Dmitriy Anderson, responsable de la stratégie marketplace de Leroy Merlin. (Photo : Leroy Merlin)
Plutôt que de créer leur propre plateforme de marketplace en interne, Leroy Merlin s'est tourné vers Mirakl, éditeur français de logiciels de commerce électronique basés sur le cloud, que Dmitriy Anderson décrit comme la Rolls des marketplaces. Mirakl a géré les éléments essentiels du projet : de l'intégration des vendeurs à la création de catalogues de produits, en passant par l'intégration de la plateforme de commerce électronique et la génération de factures. « Il nous aurait fallu des années et beaucoup de ressources pour constituer une équipe capable de créer quelque chose d'approchant. Opter pour Mirakl nous permet de capitaliser sur ce qui existait déjà », explique le responsable. En parallèle, l'équipe de Dmitriy Anderson a dû monter en compétences, et faire appel à des personnes d'autres services pour l'aider à achever le projet.

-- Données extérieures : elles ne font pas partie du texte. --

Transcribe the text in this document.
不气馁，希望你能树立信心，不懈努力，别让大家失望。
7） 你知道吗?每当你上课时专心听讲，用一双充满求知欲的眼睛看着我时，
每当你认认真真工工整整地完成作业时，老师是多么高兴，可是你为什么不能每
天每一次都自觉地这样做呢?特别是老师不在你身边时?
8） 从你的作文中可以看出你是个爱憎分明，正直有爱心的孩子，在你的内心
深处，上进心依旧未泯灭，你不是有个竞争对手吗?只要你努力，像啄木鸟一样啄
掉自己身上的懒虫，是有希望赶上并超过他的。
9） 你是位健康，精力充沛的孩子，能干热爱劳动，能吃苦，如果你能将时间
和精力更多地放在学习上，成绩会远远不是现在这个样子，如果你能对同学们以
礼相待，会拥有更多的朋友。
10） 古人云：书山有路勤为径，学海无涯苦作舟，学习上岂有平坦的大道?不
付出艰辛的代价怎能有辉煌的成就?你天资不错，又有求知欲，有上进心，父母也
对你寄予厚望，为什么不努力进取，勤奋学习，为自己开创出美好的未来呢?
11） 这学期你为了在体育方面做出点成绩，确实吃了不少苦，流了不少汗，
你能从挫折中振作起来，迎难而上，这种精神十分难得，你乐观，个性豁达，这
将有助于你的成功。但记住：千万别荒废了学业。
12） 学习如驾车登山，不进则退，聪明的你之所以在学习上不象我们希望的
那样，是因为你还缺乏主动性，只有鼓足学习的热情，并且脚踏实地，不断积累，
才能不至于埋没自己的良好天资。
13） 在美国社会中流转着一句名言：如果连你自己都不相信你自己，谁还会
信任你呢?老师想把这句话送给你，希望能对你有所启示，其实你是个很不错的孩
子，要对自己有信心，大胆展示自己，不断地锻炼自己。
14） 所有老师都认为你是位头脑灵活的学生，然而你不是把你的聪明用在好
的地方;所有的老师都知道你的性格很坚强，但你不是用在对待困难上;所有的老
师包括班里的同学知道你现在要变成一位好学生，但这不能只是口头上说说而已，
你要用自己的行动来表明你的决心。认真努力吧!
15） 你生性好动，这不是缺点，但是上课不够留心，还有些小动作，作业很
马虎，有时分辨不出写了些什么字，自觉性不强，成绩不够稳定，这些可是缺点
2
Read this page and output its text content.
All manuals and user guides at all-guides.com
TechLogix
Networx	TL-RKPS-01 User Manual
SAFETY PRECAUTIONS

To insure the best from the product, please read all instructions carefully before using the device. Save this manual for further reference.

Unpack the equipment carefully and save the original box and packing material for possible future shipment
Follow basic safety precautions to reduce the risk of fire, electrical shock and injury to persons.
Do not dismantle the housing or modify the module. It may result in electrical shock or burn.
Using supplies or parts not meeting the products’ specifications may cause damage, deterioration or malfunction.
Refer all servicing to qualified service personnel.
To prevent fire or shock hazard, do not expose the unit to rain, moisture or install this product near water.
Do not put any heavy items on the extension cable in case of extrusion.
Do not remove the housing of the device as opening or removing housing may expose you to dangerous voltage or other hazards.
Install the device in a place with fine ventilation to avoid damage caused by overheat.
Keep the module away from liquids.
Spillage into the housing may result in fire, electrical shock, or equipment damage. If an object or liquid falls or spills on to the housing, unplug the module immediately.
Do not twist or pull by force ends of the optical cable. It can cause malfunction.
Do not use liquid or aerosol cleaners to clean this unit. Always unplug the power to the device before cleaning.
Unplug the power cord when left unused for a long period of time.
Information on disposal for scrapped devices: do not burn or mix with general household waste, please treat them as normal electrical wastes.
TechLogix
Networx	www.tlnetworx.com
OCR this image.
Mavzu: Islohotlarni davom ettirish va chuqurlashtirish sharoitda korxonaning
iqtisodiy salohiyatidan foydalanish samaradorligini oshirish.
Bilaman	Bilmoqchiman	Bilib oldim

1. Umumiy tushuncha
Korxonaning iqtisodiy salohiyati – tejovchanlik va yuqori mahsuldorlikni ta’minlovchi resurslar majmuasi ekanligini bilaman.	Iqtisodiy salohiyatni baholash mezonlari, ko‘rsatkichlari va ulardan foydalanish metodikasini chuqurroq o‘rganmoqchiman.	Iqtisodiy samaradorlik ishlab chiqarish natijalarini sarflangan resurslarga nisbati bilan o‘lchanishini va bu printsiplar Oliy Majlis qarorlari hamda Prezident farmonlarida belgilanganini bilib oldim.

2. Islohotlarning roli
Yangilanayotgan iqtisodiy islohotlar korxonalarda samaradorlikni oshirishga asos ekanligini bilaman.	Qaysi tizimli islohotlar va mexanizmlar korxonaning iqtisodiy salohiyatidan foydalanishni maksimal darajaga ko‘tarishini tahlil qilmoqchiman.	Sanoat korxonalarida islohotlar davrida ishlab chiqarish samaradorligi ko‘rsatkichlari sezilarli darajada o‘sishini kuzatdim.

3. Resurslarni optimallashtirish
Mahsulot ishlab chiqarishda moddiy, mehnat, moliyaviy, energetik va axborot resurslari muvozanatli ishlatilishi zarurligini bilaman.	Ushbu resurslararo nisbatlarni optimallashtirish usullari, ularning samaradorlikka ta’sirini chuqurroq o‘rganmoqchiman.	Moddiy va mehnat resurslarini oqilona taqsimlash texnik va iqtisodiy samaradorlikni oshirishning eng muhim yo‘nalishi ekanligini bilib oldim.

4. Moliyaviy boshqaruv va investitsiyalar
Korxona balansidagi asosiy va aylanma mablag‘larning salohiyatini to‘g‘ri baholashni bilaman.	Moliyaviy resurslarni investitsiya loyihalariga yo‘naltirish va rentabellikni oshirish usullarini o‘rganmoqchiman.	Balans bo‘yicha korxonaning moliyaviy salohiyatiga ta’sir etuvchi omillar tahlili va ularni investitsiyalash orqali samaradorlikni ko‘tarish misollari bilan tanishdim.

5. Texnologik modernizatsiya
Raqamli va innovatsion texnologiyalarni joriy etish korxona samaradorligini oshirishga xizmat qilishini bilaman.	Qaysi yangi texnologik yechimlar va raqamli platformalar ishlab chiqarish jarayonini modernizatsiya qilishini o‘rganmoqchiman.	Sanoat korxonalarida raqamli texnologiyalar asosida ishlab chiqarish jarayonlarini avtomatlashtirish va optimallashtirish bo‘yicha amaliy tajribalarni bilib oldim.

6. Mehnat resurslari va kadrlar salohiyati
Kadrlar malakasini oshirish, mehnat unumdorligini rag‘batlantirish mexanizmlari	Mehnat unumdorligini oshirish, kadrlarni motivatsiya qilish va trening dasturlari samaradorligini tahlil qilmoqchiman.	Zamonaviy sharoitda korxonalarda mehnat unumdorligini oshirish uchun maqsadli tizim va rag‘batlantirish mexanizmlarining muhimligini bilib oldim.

Vers une marketplace de services
La place de marché, combinée à l'offre en magasin et à l'offre de commerce électronique propre à l'enseigne, a eu un effet d'entraînement pour l'entreprise, explique le DSI. Les clients achètent aujourd'hui chez Leroy Merlin six fois plus qu'auparavant, et la taille moyenne de leur panier a également augmenté. Depuis le lancement de la marketplace en Afrique du Sud, les objectifs de vente ont ainsi été dépassés chaque année. « La première année, notre objectif était de réaliser un chiffre d'affaires d'environ 5 millions de ZAR (278 000 dollars) en valeur brute de marchandises, et nous avons atteint 12,5 millions de ZAR à la fin de l'année », explique-t-il. « En 2023, l'objectif était d'environ 80 millions de ZAR, et nous avons réalisé 100 millions de ZAR, et en 2024, nous espérons porter ce chiffre à 185 millions de ZAR. » Dans ce pays, Dmitriy Anderson prévoit de lancer également une place de marché de services.
Conçue en partenariat avec la société de services Xebia, à l'aide de l'outil de workflow Low Code d'Appian, cette offre de services se veut une plateforme pour les entrepreneurs du bâtiment et des services, en particulier les petites entreprises. « Il peut s'agir d'une baby-sitter, d'une femme de ménage ou d'un jardinier », explique Dmitriy Anderson. Et on parle aussi bien d'une petite tâche de bricolage, comme le changement d'une poignée de porte, ou de projets plus conséquents. « Nous souhaitons travailler avec des prestataires de services qui réalisent des travaux importants, comme l'installation de cuisines ou la rénovation de salles de bains, mais nous savons qu'il y a un grand vide sur le marché pour les tâches plus petites et moins complexes », ajoute le responsable de la stratégie marketplace de l'enseigne.
Ces deux places de marché - produits et services - doivent bénéficier à toutes les parties concernées : à Leroy Merlin, parce qu'elles génèrent plus de trafic et de revenus, aux vendeurs, qui bénéficient d'une plus grande visibilité et réalisent davantage de ventes, et aux clients, qui peuvent ainsi trouver tout ce dont ils ont besoin en un seul endroit.